Estou nestes espaços (como em tantos outros que já
estive) para defender uma causa, e isso dá sentido ao que estou realizando
através do trabalho que desenvolvo na universidade pública. Sonho com um mundo
menos injusto e acredito que estou dando minha contribuição para mostrar o
valor e a competência das mulheres negras para gerir a vida e transformar as
instituições e a sociedade. Como dizem por ai “coloquei meu corpo para jogo”

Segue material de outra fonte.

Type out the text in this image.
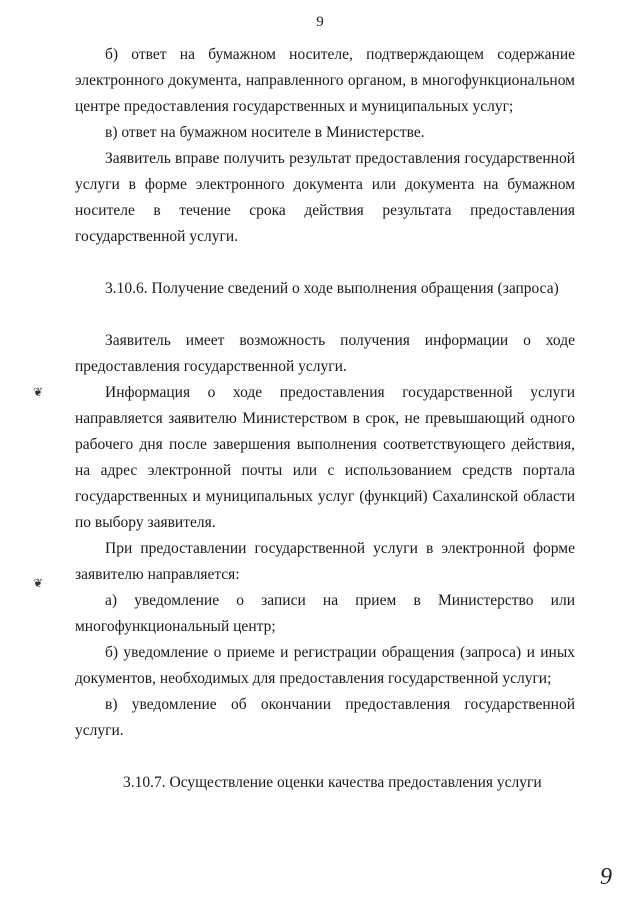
9

б) ответ на бумажном носителе, подтверждающем содержание электронного документа, направленного органом, в многофункциональном центре предоставления государственных и муниципальных услуг;

в) ответ на бумажном носителе в Министерстве.

Заявитель вправе получить результат предоставления государственной услуги в форме электронного документа или документа на бумажном носителе в течение срока действия результата предоставления государственной услуги.

3.10.6. Получение сведений о ходе выполнения обращения (запроса)

Заявитель имеет возможность получения информации о ходе предоставления государственной услуги.

Информация о ходе предоставления государственной услуги направляется заявителю Министерством в срок, не превышающий одного рабочего дня после завершения выполнения соответствующего действия, на адрес электронной почты или с использованием средств портала государственных и муниципальных услуг (функций) Сахалинской области по выбору заявителя.

При предоставлении государственной услуги в электронной форме заявителю направляется:

а) уведомление о записи на прием в Министерство или многофункциональный центр;

б) уведомление о приеме и регистрации обращения (запроса) и иных документов, необходимых для предоставления государственной услуги;

в) уведомление об окончании предоставления государственной услуги.

3.10.7. Осуществление оценки качества предоставления услуги

❦
❦
9
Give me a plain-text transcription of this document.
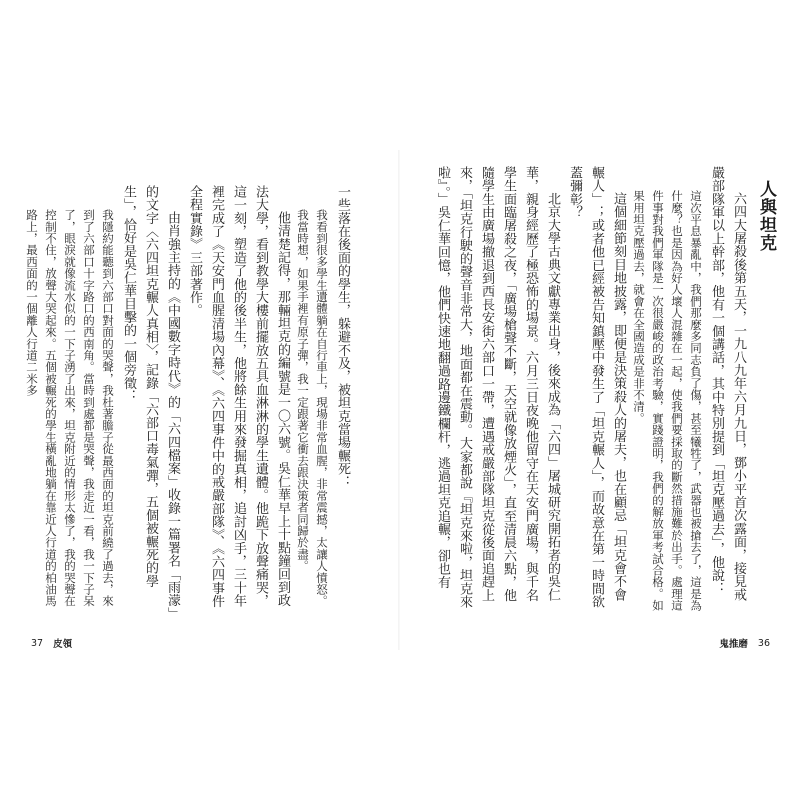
一些落在後面的學生，躲避不及，被坦克當場輾死：

我看到很多學生遺體躺在自行車上，現場非常血腥，非常震撼，太讓人憤怒。我當時想，如果手裡有原子彈，我一定跟著它衝去跟決策者同歸於盡。

他清楚記得，那輛坦克的編號是一〇六號。吳仁華早上十點鐘回到政法大學，看到教學大樓前擺放五具血淋淋的學生遺體。他跪下放聲痛哭，這一刻，塑造了他的後半生，他將餘生用來發掘真相，追討凶手，三十年裡完成了《天安門血腥清場內幕》、《六四事件中的戒嚴部隊》、《六四事件全程實錄》三部著作。

由肖強主持的《中國數字時代》的「六四檔案」收錄一篇署名「雨濛」的文字〈六四坦克輾人真相〉，記錄「六部口毒氣彈，五個被輾死的學生」，恰好是吳仁華目擊的一個旁徵：

我隱約能聽到六部口對面的哭聲，我杜著膽子從最西面的坦克前繞了過去，來到了六部口十字路口的西南角。當時到處都是哭聲，我走近一看，我一下子呆了，眼淚就像流水似的一下子湧了出來，坦克附近的情形太慘了，我的哭聲在控制不住，放聲大哭起來。五個被輾死的學生橫亂地躺在靠近人行道的柏油馬路上，最西面的一個離人行道二米多

37 皮領
人與坦克

六四大屠殺後第五天，一九八九年六月九日，鄧小平首次露面，接見戒嚴部隊軍以上幹部，他有一個講話，其中特別提到「坦克壓過去」，他說：

這次平息暴亂中，我們那麼多同志負了傷，甚至犧牲了，武器也被搶去了，這是為什麼？也是因為好人壞人混雜在一起，使我們要採取的斷然措施難於出手。處理這件事對我們軍隊是一次很嚴峻的政治考驗，實踐證明，我們的解放軍考試合格。如果用坦克壓過去，就會在全國造成是非不清。

這個細節刻目地披露，即便是決策殺人的屠夫，也在顧忌「坦克會不會輾人」；或者他已經被告知鎮壓中發生了「坦克輾人」，而故意在第一時間欲蓋彌彰？

北京大學古典文獻專業出身，後來成為「六四」屠城研究開拓者的吳仁華，親身經歷了極恐怖的場景。六月三日夜晚他留守在天安門廣場，與千名學生面臨屠殺之夜，「廣場槍聲不斷，天空就像放煙火」，直至清晨六點，他隨學生由廣場撤退到西長安街六部口一帶，遭遇戒嚴部隊坦克從後面追趕上來，「坦克行駛的聲音非常大，地面都在震動。大家都說『坦克來啦，坦克來啦』。」吳仁華回憶，他們快速地翻過路邊鐵欄杆，逃過坦克追輾，卻也有

鬼推磨 36
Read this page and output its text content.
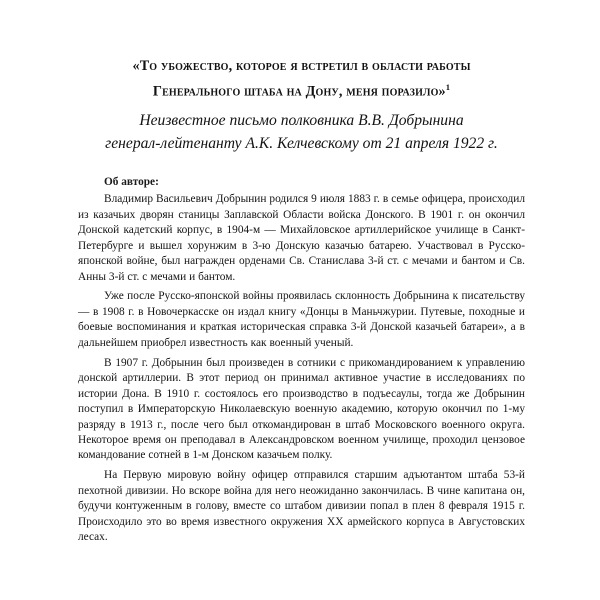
«То убожество, которое я встретил в области работы
Генерального штаба на Дону, меня поразило»$^1$
Неизвестное письмо полковника В.В. Добрынина
генерал-лейтенанту А.К. Келчевскому от 21 апреля 1922 г.
Об авторе:

Владимир Васильевич Добрынин родился 9 июля 1883 г. в семье офицера, происходил из казачьих дворян станицы Заплавской Области войска Донского. В 1901 г. он окончил Донской кадетский корпус, в 1904-м — Михайловское артиллерийское училище в Санкт-Петербурге и вышел хорунжим в 3-ю Донскую казачью батарею. Участвовал в Русско-японской войне, был награжден орденами Св. Станислава 3-й ст. с мечами и бантом и Св. Анны 3-й ст. с мечами и бантом.

Уже после Русско-японской войны проявилась склонность Добрынина к писательству — в 1908 г. в Новочеркасске он издал книгу «Донцы в Маньчжурии. Путевые, походные и боевые воспоминания и краткая историческая справка 3-й Донской казачьей батареи», а в дальнейшем приобрел известность как военный ученый.

В 1907 г. Добрынин был произведен в сотники с прикомандированием к управлению донской артиллерии. В этот период он принимал активное участие в исследованиях по истории Дона. В 1910 г. состоялось его производство в подъесаулы, тогда же Добрынин поступил в Императорскую Николаевскую военную академию, которую окончил по 1-му разряду в 1913 г., после чего был откомандирован в штаб Московского военного округа. Некоторое время он преподавал в Александровском военном училище, проходил цензовое командование сотней в 1-м Донском казачьем полку.

На Первую мировую войну офицер отправился старшим адъютантом штаба 53-й пехотной дивизии. Но вскоре война для него неожиданно закончилась. В чине капитана он, будучи контуженным в голову, вместе со штабом дивизии попал в плен 8 февраля 1915 г. Происходило это во время известного окружения XX армейского корпуса в Августовских лесах.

contra o racismo estrutural”.
Apesar de uma mudança gradual no quadro da
sociedade onde vemos o aumento gradativo da participação feminina negra, os
desafios impostos para ocupação dos espaços de poder e liderança ainda são
múltiplos até que possamos visualizar um cenário em que a desigualdades tenham
sido substancialmente reduzidas, destaca a professora Eva: “Veja bem, o
contexto histórico e político nos dá abertura, e precisamos nos apoiar para
aproveitar a onda democrática que trouxe de volta a esperança. Entretanto, nada
pelo que lutamos foi ainda conquistado, muito pelo contrário, muitos direitos
foram perdidos e outros tantos ameaçados, como por exemplo os direitos sexuais
e reprodutivos. A ausência do Estado reverberou em mais fome, desemprego,
violência e desassistência. Ou seja, ampliou-se a vulnerabilidade da população
negra que nunca alcançou a reparação pelas torturas e descasos que sofreu ao
longo da história”, reflete.
No contexto geral, um dos desafios destacados pela
vice-Reitora para minimizar as desigualdades diz respeito ao combate ao
machismo. [É] fazer os homens entender que durante séculos eles estiveram no
comando e o mundo que nos entregou não é o que merecemos. Nós mulheres temos um
modo mais holístico de pensar a existência, e acreditamos que podemos tornar a
vida melhor”. Já no contexto da UEFS, os desafios destacados por ela, de modo
geral, são: “Equiparar o número de docentes negros e negras ao percentual de
população negra do Estado da Bahia para que em futuro breve possamos assumir os
departamentos, colegiados, câmaras, coordenações, pró-reitorias e ascender a
todos os espaços de comando. Fazer a revolução é o mais complexo, delicado e
necessário desafio a ser superado. E não menos importante, mas de ordem micro,
nas relações entre os pares é estabelecer trocas pedagógicas suficientes para
mostrar a todos e todas que inclusão está para além de ter um lugar, mas de ter
sua voz ouvida e considerada. E não confundir a minha voz como reinvindicação
pessoal, mas de um grupo social que sempre esteve à margem nas decisões que
impactam sobre suas vidas”, reflete a professora Eva que enfatiza a importância
ainda do autocuidado para que no âmbito pessoal também possa realizar seus
anseios de forma saudável: “Desenvolver sabedoria para não cair nas armadilhas
do poder pelo poder, manter a saúde física e mental para seguir lutando, cuidar
do tempo para amar e ser amada para não esquecer quem sou”, conclui.